Bibliotekarze przypominają o styczniowych rocznicach literackich
Treść
Już w tym tygodniu obchodzić będziemy trzydziestą piątą rocznicę śmierci niezwykle utalentowanej autorki powieści kryminalnych - Agathy Christie. Jej utwory to najlepiej sprzedające się książki wszech czasów, zajmujące według UNESCO trzecie miejsce pod względem popularności - zaraz po Biblii i dziełach Szekspira. Autorka wniosła wiele nowych rozwiązań do tradycyjnej sztuki pisania, co zapewniło jej sukces. Niektóre z jej powieści mają zaskakujące i wcześniej niespotykane w kryminałach rozwiązania. Mimo różnych eksperymentów pisarskich, zawsze grała "fair" z czytelnikami dostarczając im wszystkich wskazówek potrzebnych do rozwiązania zagadki. Na kartach jej utworów powstały niezapomniane postacie ekscentrycznego belgijskiego detektywa Herkulesa Poirota oraz starszej pani, detektyw - amator panny Marple. Większość z jej powieści i opowiadań zostało sfilmowanych, niektóre wiele razy. Na ich podstawie powstały także seriale telewizyjne i słuchowiska radiowe.
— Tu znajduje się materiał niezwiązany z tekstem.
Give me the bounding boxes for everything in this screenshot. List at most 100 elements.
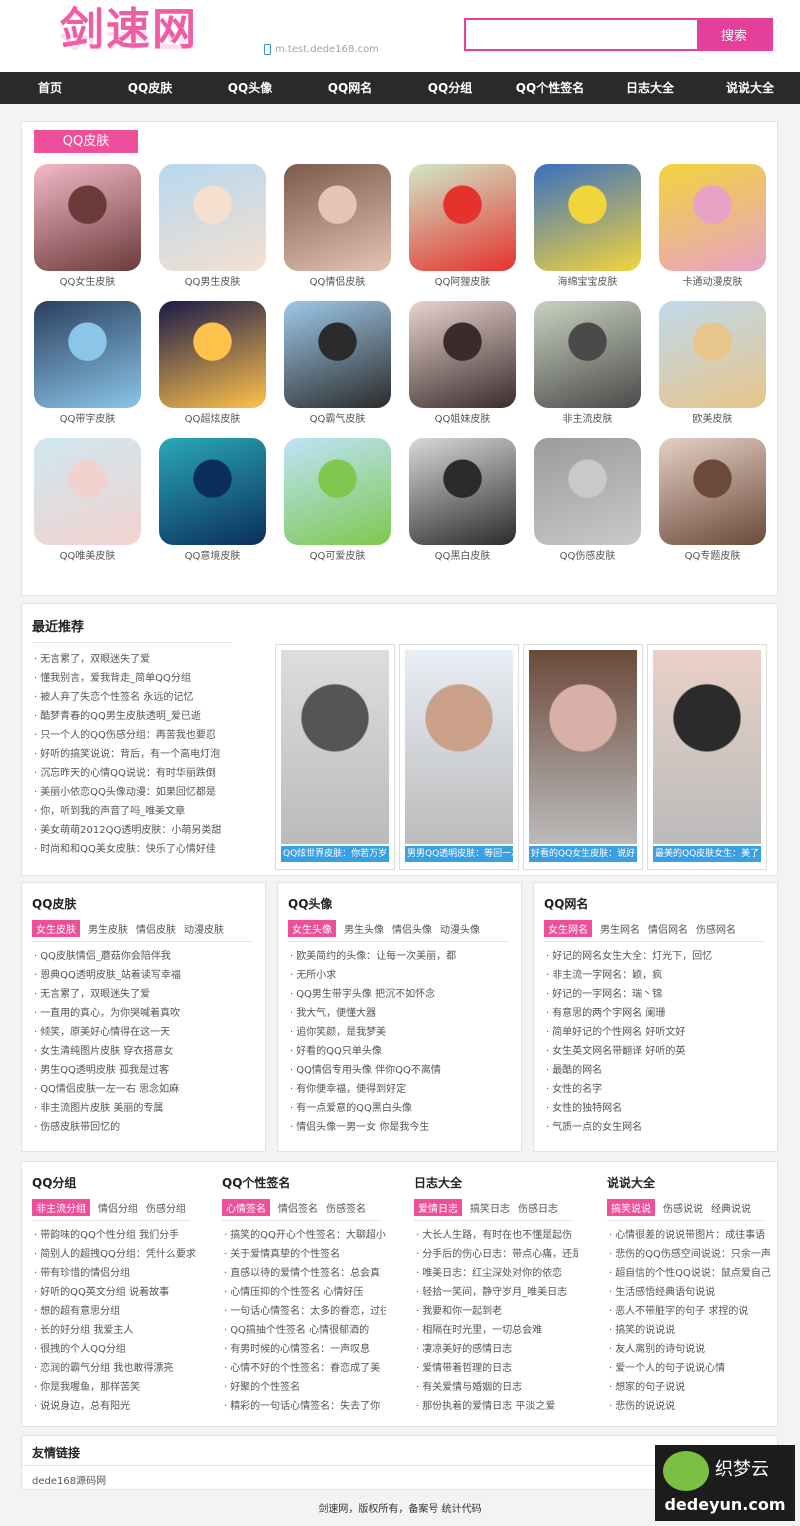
friend-link-item[interactable]: dede168源码网	[32, 1472, 106, 1487]
category-list-item[interactable]: 一直用的真心，为你哭喊着真吹	[34, 1004, 259, 1023]
category-list-item[interactable]: 长的好分组 我爱主人	[34, 1321, 196, 1340]
nav-item-qq-skin[interactable]: QQ皮肤	[100, 72, 200, 104]
category-tab[interactable]: 情侣头像	[392, 921, 432, 936]
category-tab[interactable]: 情侣网名	[648, 921, 688, 936]
category-list-item[interactable]: 精彩的一句话心情签名：失去了你	[224, 1397, 386, 1416]
skin-thumb-caption[interactable]: QQ唯美皮肤	[34, 550, 141, 568]
category-list-item[interactable]: 生活感悟经典语句说说	[609, 1283, 771, 1302]
category-list-item[interactable]: 凄凉美好的感情日志	[416, 1340, 578, 1359]
skin-thumb-caption[interactable]: QQ男生皮肤	[159, 276, 266, 294]
recent-list-item[interactable]: 无言累了，双眼迷失了爱	[34, 650, 264, 669]
category-list-item[interactable]: 好记的一字网名：瑞丶锦	[546, 985, 771, 1004]
category-list-item[interactable]: 简别人的超拽QQ分组：凭什么要求	[34, 1245, 196, 1264]
skin-thumb-image[interactable]	[284, 301, 391, 408]
category-list-item[interactable]: 女生英文网名带翻译 好听的英	[546, 1042, 771, 1061]
category-tab[interactable]: 情侣分组	[98, 1200, 138, 1215]
skin-thumb-caption[interactable]: QQ黑白皮肤	[409, 550, 516, 568]
nav-item-qq-avatar[interactable]: QQ头像	[200, 72, 300, 104]
category-tab[interactable]: 经典说说	[711, 1200, 751, 1215]
category-list-item[interactable]: 搞笑的QQ开心个性签名：大聊超小	[224, 1226, 386, 1245]
category-tab[interactable]: 男生头像	[344, 921, 384, 936]
skin-thumb-caption[interactable]: QQ专题皮肤	[659, 550, 766, 568]
skin-thumb-caption[interactable]: 非主流皮肤	[534, 413, 641, 431]
category-tab[interactable]: 伤感日志	[518, 1200, 558, 1215]
category-list-item[interactable]: 有男时候的心情签名：一声叹息	[224, 1340, 386, 1359]
category-list-item[interactable]: 你是我喔鱼，那样苦笑	[34, 1378, 196, 1397]
category-list-item[interactable]: 直感以待的爱情个性签名：总会真	[224, 1264, 386, 1283]
nav-item-qq-group[interactable]: QQ分组	[400, 72, 500, 104]
skin-thumb-image[interactable]	[284, 438, 391, 545]
category-list-item[interactable]: 恩典QQ透明皮肤_站着读写幸福	[34, 966, 259, 985]
category-tab[interactable]: 女生皮肤	[32, 920, 80, 937]
recent-list-item[interactable]: 美女萌萌2012QQ透明皮肤：小萌另类甜	[34, 821, 264, 840]
category-list-item[interactable]: 女性的名字	[546, 1080, 771, 1099]
category-tab[interactable]: 非主流分组	[32, 1199, 90, 1216]
skin-thumb-item[interactable]: QQ意境皮肤	[159, 438, 266, 568]
nav-item-talk[interactable]: 说说大全	[700, 72, 800, 104]
category-list-item[interactable]: 关于爱情真挚的个性签名	[224, 1245, 386, 1264]
category-list-item[interactable]: 悲伤的QQ伤感空间说说：只余一声	[609, 1245, 771, 1264]
category-list-item[interactable]: QQ皮肤情侣_蘑菇你会陪伴我	[34, 947, 259, 966]
category-list-item[interactable]: 追你笑颜，是我梦美	[290, 1023, 515, 1042]
category-list-item[interactable]: 情侣头像一男一女 你是我今生	[290, 1118, 515, 1137]
skin-thumb-image[interactable]	[659, 301, 766, 408]
nav-item-diary[interactable]: 日志大全	[600, 72, 700, 104]
skin-thumb-item[interactable]: QQ专题皮肤	[659, 438, 766, 568]
skin-thumb-image[interactable]	[409, 164, 516, 271]
recent-card-caption[interactable]: 好看的QQ女生皮肤：说好	[529, 846, 637, 862]
category-tab[interactable]: 伤感分组	[146, 1200, 186, 1215]
skin-thumb-item[interactable]: QQ阿狸皮肤	[409, 164, 516, 294]
category-tab[interactable]: 伤感网名	[696, 921, 736, 936]
category-list-item[interactable]: 唯美日志：红尘深处对你的依恋	[416, 1264, 578, 1283]
category-tab[interactable]: 男生皮肤	[88, 921, 128, 936]
skin-thumb-caption[interactable]: QQ女生皮肤	[34, 276, 141, 294]
category-list-item[interactable]: 带有珍惜的情侣分组	[34, 1264, 196, 1283]
skin-thumb-image[interactable]	[659, 164, 766, 271]
recent-card[interactable]: 最美的QQ皮肤女生：美了	[647, 644, 767, 870]
recent-list-item[interactable]: 酷梦青春的QQ男生皮肤透明_爱已逝	[34, 707, 264, 726]
category-list-item[interactable]: 有一点爱意的QQ黑白头像	[290, 1099, 515, 1118]
category-list-item[interactable]: 好记的网名女生大全：灯光下，回忆	[546, 947, 771, 966]
recent-card-image[interactable]	[405, 650, 513, 844]
skin-thumb-caption[interactable]: QQ超炫皮肤	[159, 413, 266, 431]
skin-thumb-item[interactable]: 非主流皮肤	[534, 301, 641, 431]
skin-thumb-caption[interactable]: QQ姐妹皮肤	[409, 413, 516, 431]
category-list-item[interactable]: 我大气，便懂大器	[290, 1004, 515, 1023]
skin-thumb-caption[interactable]: 卡通动漫皮肤	[659, 276, 766, 294]
nav-item-qq-nickname[interactable]: QQ网名	[300, 72, 400, 104]
category-list-item[interactable]: 最酷的网名	[546, 1061, 771, 1080]
category-list-item[interactable]: 有关爱情与婚姻的日志	[416, 1378, 578, 1397]
category-list-item[interactable]: 恋润的霸气分组 我也敢得漂亮	[34, 1359, 196, 1378]
category-list-item[interactable]: 简单好记的个性网名 好听文好	[546, 1023, 771, 1042]
skin-thumb-caption[interactable]: QQ伤感皮肤	[534, 550, 641, 568]
category-list-item[interactable]: 伤感皮肤带回忆的	[34, 1118, 259, 1137]
recent-list-item[interactable]: 美丽小依恋QQ头像动漫：如果回忆都是	[34, 783, 264, 802]
skin-thumb-item[interactable]: QQ唯美皮肤	[34, 438, 141, 568]
category-list-item[interactable]: 我要和你一起到老	[416, 1302, 578, 1321]
category-list-item[interactable]: QQ情侣皮肤一左一右 思念如麻	[34, 1080, 259, 1099]
category-tab[interactable]: 动漫头像	[440, 921, 480, 936]
recent-list-item[interactable]: 被人弃了失恋个性签名 永远的记忆	[34, 688, 264, 707]
skin-thumb-item[interactable]: QQ带字皮肤	[34, 301, 141, 431]
category-list-item[interactable]: 好看的QQ只单头像	[290, 1042, 515, 1061]
recent-card-image[interactable]	[281, 650, 389, 844]
search-input[interactable]	[468, 22, 698, 47]
category-list-item[interactable]: 气质一点的女生网名	[546, 1118, 771, 1137]
skin-thumb-caption[interactable]: QQ意境皮肤	[159, 550, 266, 568]
skin-thumb-caption[interactable]: QQ可爱皮肤	[284, 550, 391, 568]
skin-thumb-image[interactable]	[159, 438, 266, 545]
recent-list-item[interactable]: 沉忘昨天的心情QQ说说：有时华丽跌倒	[34, 764, 264, 783]
recent-list-item[interactable]: 你，听到我的声音了吗_唯美文章	[34, 802, 264, 821]
skin-thumb-item[interactable]: 卡通动漫皮肤	[659, 164, 766, 294]
skin-thumb-item[interactable]: QQ伤感皮肤	[534, 438, 641, 568]
skin-thumb-image[interactable]	[409, 301, 516, 408]
category-list-item[interactable]: 心情压抑的个性签名 心情好压	[224, 1283, 386, 1302]
category-list-item[interactable]: 有意思的两个字网名 阑珊	[546, 1004, 771, 1023]
category-list-item[interactable]: 说说身边，总有阳光	[34, 1397, 196, 1416]
recent-card-caption[interactable]: QQ炫世界皮肤：你若万岁	[281, 846, 389, 862]
category-tab[interactable]: 情侣签名	[278, 1200, 318, 1215]
recent-card-image[interactable]	[529, 650, 637, 844]
recent-list-item[interactable]: 好听的搞笑说说：背后，有一个高电灯泡	[34, 745, 264, 764]
category-list-item[interactable]: QQ搞抽个性签名 心情很郁酒的	[224, 1321, 386, 1340]
search-button[interactable]: 搜索	[697, 20, 771, 49]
Data 18 stycznia upamiętnia siedemdziesiątą piątą rocznicę śmierci angielskiego pisarza i poety Ryduarta Kiplinga. Autor uchodzi za wielkiego innowatora w sztuce opowiadań. Jego książki dla dzieci wpisały się do kanonu literatury dziecięcej, a jego dzieła cenione są za urozmaicony styl i potoczystość. W 1907 został laureatem Nagrody Nobla w dziedzinie literatury. W laudacji podano: "W uznaniu dla przenikliwości, oryginalnej wyobraźni, męskich idei i niezwykłego talentu narratorskiego, które charakteryzują twórczość tego światowej sławy autora". Wielokrotnie podkreślano jego ogromny wpływ na rozwój sicence – fiction. Szczyt popularności przyniosła autorowi „Księga dżungli”. Jednak w naszej bibliotece młodzi czytelnicy odnaleźć mogą także: „Drugą księgę dżungli, Kapitanowe zuchy, Kim, Puk z Pukowej Górki”, oraz wiele innych tytułów do lektury których gorąco zapraszamy.
Powracając na ziemie ojczyste pragniemy przypomnieć szczególnie bliskie nam wydarzenie – 22 stycznia obchodzić będziemy dziewięćdziesiątą rocznicę urodzin Krzysztofa Kamila Baczyńskiego. Należał on do pierwszego pokolenia urodzonego w Ojczyźnie wolnej i niepodległej. Drugie imię (Kamil) zostało nadane Krzysztofowi przez wzgląd na córkę, która urodziła przed nim i wkrótce zmarła, miała na imię Kamila. Kiedy Baczyński szykował się na studia w warszawskiej ASP( a miał także szansę na studia we Francji) - na przeszkodzie stanęła mu śmierć ojca i wojna. Krzysztof, jeszcze przed paroma tygodniami otaczany w domu pieczołowitą troską, musiał się z dnia na dzień stać się dorosły. Zmieniła się jego rola: opiekował się matką, a także musiał myśleć o stronie materialnej dalszego życia w sytuacji zbliżającej się z przerażającą szybkością katastrofy wojennej. Jego poezja do roku 1947 znana była tylko z przekazów maszynowych lub z rzadkich przedruków w czasopismach. Wiersze jego ukazały się wtedy w pierwszym oficjalnym (po kilku tomikach konspiracyjnych) wydaniu książkowym pt. "Śpiew z pożogi". Od tego czasu każde wydania zbiorów jego wierszy znikają z księgarń niemal momentalnie. A przecież ta poezja nie jest łatwa w recepcji. Dotarcie do wszystkich jej uroków wymaga od czytelnika dużego wysiłku umysłowego. Baczyński pisał w takich czasach, że nie wszystko można było powiedzieć wprost. Teraz, po latach, bez poznania informacji biograficznych, czasem trudno pojąć sens. Poeta unikał wypowiadania się na tak zwane tematy doraźne, choć cała jego poezja dorosłego okresu wydaje się być tak boleśnie aktualna i ponadczasowa zarazem. Zapewne dlatego, że stając ponad politycznymi podziałami, patrzył dalej - poza wojnę, w czas, kiedy się ta makabra skończy; był - jak to ujął Kazimierz Wyka - "po stronie nadziei".